The significant difference of the results of this study and a previous study
suggests that HIV-1 genotypes distribution can significantly be underestimated using
only partial genome sequences. Moreover, researchers used next-generation
sequencing in this study for detection of drug-resistant mutations. The high frequency
in the treatment-naïve population of the Philippines that showed in the results of this
study confirmed the monitoring drug-resistant mutation importance using more
sensitive methods. This indicates that it is better to use near-full-length genome
sequences and more sensitive methods in monitoring drug-resistant mutation for
future studies in this field to have more accurate results.

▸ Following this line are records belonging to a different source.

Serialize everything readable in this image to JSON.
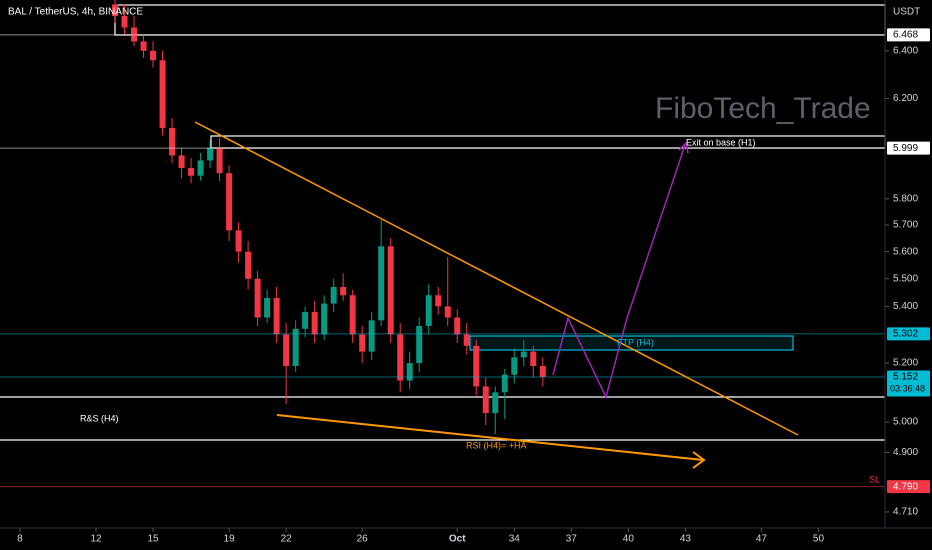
{
  "chart_data": {
    "type": "candlestick",
    "title": "BAL / TetherUS, 4h, BINANCE",
    "watermark": "FiboTech_Trade",
    "currency": "USDT",
    "countdown": "03:36:48",
    "log_scale": true,
    "up_color": "#089981",
    "down_color": "#f23645",
    "x": [
      13,
      13.5,
      14,
      14.5,
      15,
      15.5,
      16,
      16.5,
      17,
      17.5,
      18,
      18.5,
      19,
      19.5,
      20,
      20.5,
      21,
      21.5,
      22,
      22.5,
      23,
      23.5,
      24,
      24.5,
      25,
      25.5,
      26,
      26.5,
      27,
      27.5,
      28,
      28.5,
      29,
      29.5,
      30,
      30.5,
      31,
      31.5,
      32,
      32.5,
      33,
      33.5,
      34,
      34.5,
      35,
      35.5
    ],
    "open": [
      6.6,
      6.55,
      6.5,
      6.44,
      6.4,
      6.36,
      6.08,
      5.97,
      5.92,
      5.89,
      5.95,
      6.0,
      5.9,
      5.68,
      5.6,
      5.5,
      5.36,
      5.43,
      5.3,
      5.19,
      5.32,
      5.38,
      5.3,
      5.41,
      5.47,
      5.44,
      5.3,
      5.24,
      5.35,
      5.62,
      5.3,
      5.14,
      5.2,
      5.33,
      5.44,
      5.4,
      5.36,
      5.3,
      5.26,
      5.12,
      5.03,
      5.1,
      5.16,
      5.22,
      5.24,
      5.19
    ],
    "high": [
      6.64,
      6.6,
      6.55,
      6.47,
      6.44,
      6.4,
      6.12,
      6.0,
      5.96,
      5.98,
      6.03,
      6.04,
      5.93,
      5.71,
      5.64,
      5.53,
      5.46,
      5.47,
      5.34,
      5.35,
      5.4,
      5.42,
      5.44,
      5.5,
      5.52,
      5.46,
      5.33,
      5.38,
      5.72,
      5.65,
      5.34,
      5.24,
      5.36,
      5.48,
      5.47,
      5.58,
      5.39,
      5.34,
      5.28,
      5.15,
      5.12,
      5.18,
      5.25,
      5.28,
      5.26,
      5.22
    ],
    "low": [
      6.52,
      6.47,
      6.42,
      6.37,
      6.33,
      6.05,
      5.94,
      5.88,
      5.86,
      5.87,
      5.92,
      5.87,
      5.64,
      5.56,
      5.46,
      5.33,
      5.34,
      5.27,
      5.06,
      5.17,
      5.29,
      5.27,
      5.28,
      5.38,
      5.42,
      5.27,
      5.2,
      5.21,
      5.33,
      5.27,
      5.1,
      5.11,
      5.17,
      5.3,
      5.37,
      5.33,
      5.27,
      5.23,
      5.09,
      4.99,
      4.96,
      5.01,
      5.13,
      5.19,
      5.15,
      5.12
    ],
    "close": [
      6.55,
      6.5,
      6.44,
      6.4,
      6.36,
      6.08,
      5.97,
      5.92,
      5.89,
      5.95,
      6.0,
      5.9,
      5.68,
      5.6,
      5.5,
      5.36,
      5.43,
      5.3,
      5.19,
      5.32,
      5.38,
      5.3,
      5.41,
      5.47,
      5.44,
      5.3,
      5.24,
      5.35,
      5.62,
      5.3,
      5.14,
      5.2,
      5.33,
      5.44,
      5.4,
      5.36,
      5.3,
      5.26,
      5.12,
      5.03,
      5.1,
      5.16,
      5.22,
      5.24,
      5.19,
      5.152
    ],
    "xlim": [
      6.95,
      53.5
    ],
    "ylim": [
      4.66,
      6.62
    ],
    "xticks": [
      8,
      12,
      15,
      19,
      22,
      26,
      {
        "value": 31,
        "label": "Oct"
      },
      34,
      37,
      40,
      43,
      47,
      50
    ],
    "yticks": [
      {
        "value": 6.4,
        "label": "6.400"
      },
      {
        "value": 6.2,
        "label": "6.200"
      },
      {
        "value": 5.8,
        "label": "5.800"
      },
      {
        "value": 5.7,
        "label": "5.700"
      },
      {
        "value": 5.6,
        "label": "5.600"
      },
      {
        "value": 5.5,
        "label": "5.500"
      },
      {
        "value": 5.4,
        "label": "5.400"
      },
      {
        "value": 5.2,
        "label": "5.200"
      },
      {
        "value": 5.0,
        "label": "5.000"
      },
      {
        "value": 4.9,
        "label": "4.900"
      },
      {
        "value": 4.71,
        "label": "4.710"
      }
    ],
    "levels": [
      {
        "value": 6.468,
        "color": "#ffffff",
        "text_color": "#000000"
      },
      {
        "value": 5.999,
        "color": "#ffffff",
        "text_color": "#000000"
      },
      {
        "value": 5.302,
        "color": "#00bcd4",
        "text_color": "#000000"
      },
      {
        "value": 5.152,
        "color": "#00bcd4",
        "text_color": "#000000"
      },
      {
        "value": 4.79,
        "label": "4.790",
        "color": "#f23645",
        "text_color": "#ffffff"
      }
    ],
    "annotations": {
      "exit": "Exit on base (H1)",
      "ftp": "FTP (H4)",
      "rs": "R&S (H4)",
      "rsi": "RSI (H4)= +HA",
      "sl": "SL"
    }
  }
}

Analyzing dramatic shifts among HIV-1 subtypes, circulating recombinant
forms, unique recombinant, and frequency of drug-resistant viruses in a population
are important and necessary to develop better epidemic control, effective vaccines
and treatment of HIV-1-infected individuals.
The research has found this journal article to be very informative. Not only
does the article give the research more background and information regarding HIV
and phylogenetics, it demonstrates how it can be applied into practical situations. It
is interesting to know that this is how phylogenetic trees are being used in the field of
research. How the analysis helped in tracing the possibly origins of the different
recombinants has shed new light regarding practical use of phylogeny.